Discussion
Our study supports the hypothesis that temperature is a main driver of
large-scale latitudinal variation in fish community biomass. This result
is likely driven by a reduced trophic transfer efficiency and a faster
turnover rate of fish biomass in warmer waters. As expected, demersal
community biomass is negatively related to fishing exploitation and
positively related to zooplankton prey production. All these findings
are consistently observed across the different spatial scales studied.

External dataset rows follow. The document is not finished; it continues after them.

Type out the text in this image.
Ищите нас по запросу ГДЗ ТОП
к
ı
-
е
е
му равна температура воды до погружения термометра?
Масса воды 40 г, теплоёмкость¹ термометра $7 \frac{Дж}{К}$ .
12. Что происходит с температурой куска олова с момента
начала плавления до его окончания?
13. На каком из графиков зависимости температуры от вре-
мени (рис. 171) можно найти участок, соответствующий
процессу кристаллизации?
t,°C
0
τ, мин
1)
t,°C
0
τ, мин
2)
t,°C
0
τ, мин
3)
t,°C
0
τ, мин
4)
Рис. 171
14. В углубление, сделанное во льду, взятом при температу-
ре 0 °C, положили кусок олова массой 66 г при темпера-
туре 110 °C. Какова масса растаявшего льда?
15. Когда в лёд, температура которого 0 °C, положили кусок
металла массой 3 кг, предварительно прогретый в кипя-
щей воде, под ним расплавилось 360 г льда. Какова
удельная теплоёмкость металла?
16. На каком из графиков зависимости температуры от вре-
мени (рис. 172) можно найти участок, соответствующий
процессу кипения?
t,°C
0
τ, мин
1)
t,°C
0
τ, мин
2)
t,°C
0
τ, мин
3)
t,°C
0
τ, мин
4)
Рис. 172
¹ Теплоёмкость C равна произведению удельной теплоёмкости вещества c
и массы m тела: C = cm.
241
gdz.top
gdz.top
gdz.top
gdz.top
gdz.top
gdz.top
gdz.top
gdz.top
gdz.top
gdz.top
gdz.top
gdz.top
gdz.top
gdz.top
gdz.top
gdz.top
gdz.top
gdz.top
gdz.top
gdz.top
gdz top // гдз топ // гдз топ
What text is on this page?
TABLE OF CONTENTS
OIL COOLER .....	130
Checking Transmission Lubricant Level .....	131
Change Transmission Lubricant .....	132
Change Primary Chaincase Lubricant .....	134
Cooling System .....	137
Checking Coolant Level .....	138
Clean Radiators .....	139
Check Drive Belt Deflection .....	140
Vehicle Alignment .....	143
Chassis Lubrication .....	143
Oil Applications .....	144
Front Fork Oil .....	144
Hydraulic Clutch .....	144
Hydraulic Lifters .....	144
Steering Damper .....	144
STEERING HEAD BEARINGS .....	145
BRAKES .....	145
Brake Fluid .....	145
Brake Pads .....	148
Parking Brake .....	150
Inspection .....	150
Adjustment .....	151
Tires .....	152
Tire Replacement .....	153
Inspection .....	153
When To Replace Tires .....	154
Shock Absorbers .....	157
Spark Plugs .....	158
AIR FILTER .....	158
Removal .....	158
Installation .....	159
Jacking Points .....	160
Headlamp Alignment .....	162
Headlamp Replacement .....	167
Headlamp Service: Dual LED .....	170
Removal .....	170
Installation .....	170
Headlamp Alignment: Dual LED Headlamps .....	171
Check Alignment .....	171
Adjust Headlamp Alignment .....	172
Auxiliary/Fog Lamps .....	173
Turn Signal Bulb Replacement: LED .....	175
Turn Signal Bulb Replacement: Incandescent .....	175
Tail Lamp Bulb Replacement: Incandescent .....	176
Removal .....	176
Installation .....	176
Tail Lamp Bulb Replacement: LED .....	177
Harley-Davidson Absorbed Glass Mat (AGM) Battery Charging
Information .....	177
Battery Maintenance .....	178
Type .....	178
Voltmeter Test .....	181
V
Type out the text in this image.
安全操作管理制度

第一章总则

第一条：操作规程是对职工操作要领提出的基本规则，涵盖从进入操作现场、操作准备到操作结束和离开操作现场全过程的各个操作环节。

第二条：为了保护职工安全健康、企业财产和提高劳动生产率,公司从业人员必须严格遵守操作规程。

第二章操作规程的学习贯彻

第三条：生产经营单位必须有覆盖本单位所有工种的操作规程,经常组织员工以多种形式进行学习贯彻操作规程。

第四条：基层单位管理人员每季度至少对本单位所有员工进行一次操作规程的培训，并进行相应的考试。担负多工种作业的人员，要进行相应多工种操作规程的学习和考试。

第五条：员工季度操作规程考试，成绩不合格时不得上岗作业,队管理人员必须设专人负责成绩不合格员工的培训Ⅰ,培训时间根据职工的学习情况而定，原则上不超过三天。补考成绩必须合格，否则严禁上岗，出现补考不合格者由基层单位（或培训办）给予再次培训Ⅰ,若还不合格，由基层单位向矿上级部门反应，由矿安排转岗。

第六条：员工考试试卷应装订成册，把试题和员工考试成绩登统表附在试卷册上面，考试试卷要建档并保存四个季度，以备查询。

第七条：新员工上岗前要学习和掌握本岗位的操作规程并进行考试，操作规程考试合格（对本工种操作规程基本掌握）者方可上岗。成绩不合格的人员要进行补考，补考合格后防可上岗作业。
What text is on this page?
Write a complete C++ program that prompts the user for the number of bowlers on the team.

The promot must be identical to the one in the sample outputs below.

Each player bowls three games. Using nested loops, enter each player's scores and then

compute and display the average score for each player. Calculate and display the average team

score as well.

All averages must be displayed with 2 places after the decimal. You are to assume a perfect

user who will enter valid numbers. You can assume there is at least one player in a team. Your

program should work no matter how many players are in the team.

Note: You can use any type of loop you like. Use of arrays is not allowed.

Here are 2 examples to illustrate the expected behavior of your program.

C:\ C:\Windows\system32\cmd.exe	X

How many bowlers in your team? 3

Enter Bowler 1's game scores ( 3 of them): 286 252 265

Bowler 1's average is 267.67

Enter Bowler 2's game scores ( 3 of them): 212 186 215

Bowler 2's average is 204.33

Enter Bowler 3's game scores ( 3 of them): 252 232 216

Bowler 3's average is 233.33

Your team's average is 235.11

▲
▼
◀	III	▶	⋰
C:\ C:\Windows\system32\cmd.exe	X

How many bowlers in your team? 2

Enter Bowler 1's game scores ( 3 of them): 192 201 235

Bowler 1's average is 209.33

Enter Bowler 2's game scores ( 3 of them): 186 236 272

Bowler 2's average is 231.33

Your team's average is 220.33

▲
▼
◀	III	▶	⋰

We find no evidence that temperature fluctuations and recent warming
have impacted demersal community biomass. Even though we found no effect
of recent warming, our study provides an empirical basis for long-term
climate predictions and suggests a set of explanatory variables that are
most important.
The lack of a relationship between demersal fish biomass and the
detrital bottom flux and the positive but weak relationship between
zooplankton prey production and demersal fish biomass in the SEM were
unexpected, as prey production should ultimately constrain the energy
available to fish. From a trophodynamic perspective, the weak
relationship between prey production and biomass and the strong
relationship with temperature suggests that temperature-modulated
impacts on fish turnover rates and/or trophic transfer efficiencies are
more important than the baseline prey resources in determining demersal
fish biomass, at least for the range of systems and scales considered
here. This finding is supported by the trophodynamic model, which
required a strong negative relationship between the transfer efficiency
and temperature to obtain skillful demersal fish biomass predictions.
In retrospect, the weak relationship with prey production is not too
surprising as the data compilation covers a considerable thermal range
(-1 to 27 °C), while the studied shelf systems have moderate to high
productivity and productivity varies less than a factor 4 (Figure 1d).
It is thus expected that prey production could become more important for
predicting changes in demersal fish biomass in both the SEM and the
trophodynamic model along a broader productivity gradient. For example,
a gradient from the shelf to the deep ocean that covers larger
differences in benthic prey production (Wei et al. 2011).
It is important to note that the negative relationship between demersal
fish biomass and temperature does not necessarily imply that the
potential sustainable fishing catch will be lower in warmer shelf
systems. Catch is a flux (biomass removed per unit time) similar to
production and is differently affected by temperature compared to
biomass. Increased biomass turnover times at higher temperatures, for
example, decreases the biomass associated with a given production after
warming, e.g., du Pontavice et al . (2021). In contrast with the
demersal fish biomass results herein, estimates of plankton food web
production available to fish can provide moderately skillful fisheries
catch predictions at a global scale (Friedland et al. 2012; Stocket al. 2017). Similar to the demersal fish biomass results
herein, a strong negative dependence between the transfer efficiency and
temperature significantly improved fisheries catch estimates (Stocket al. 2017).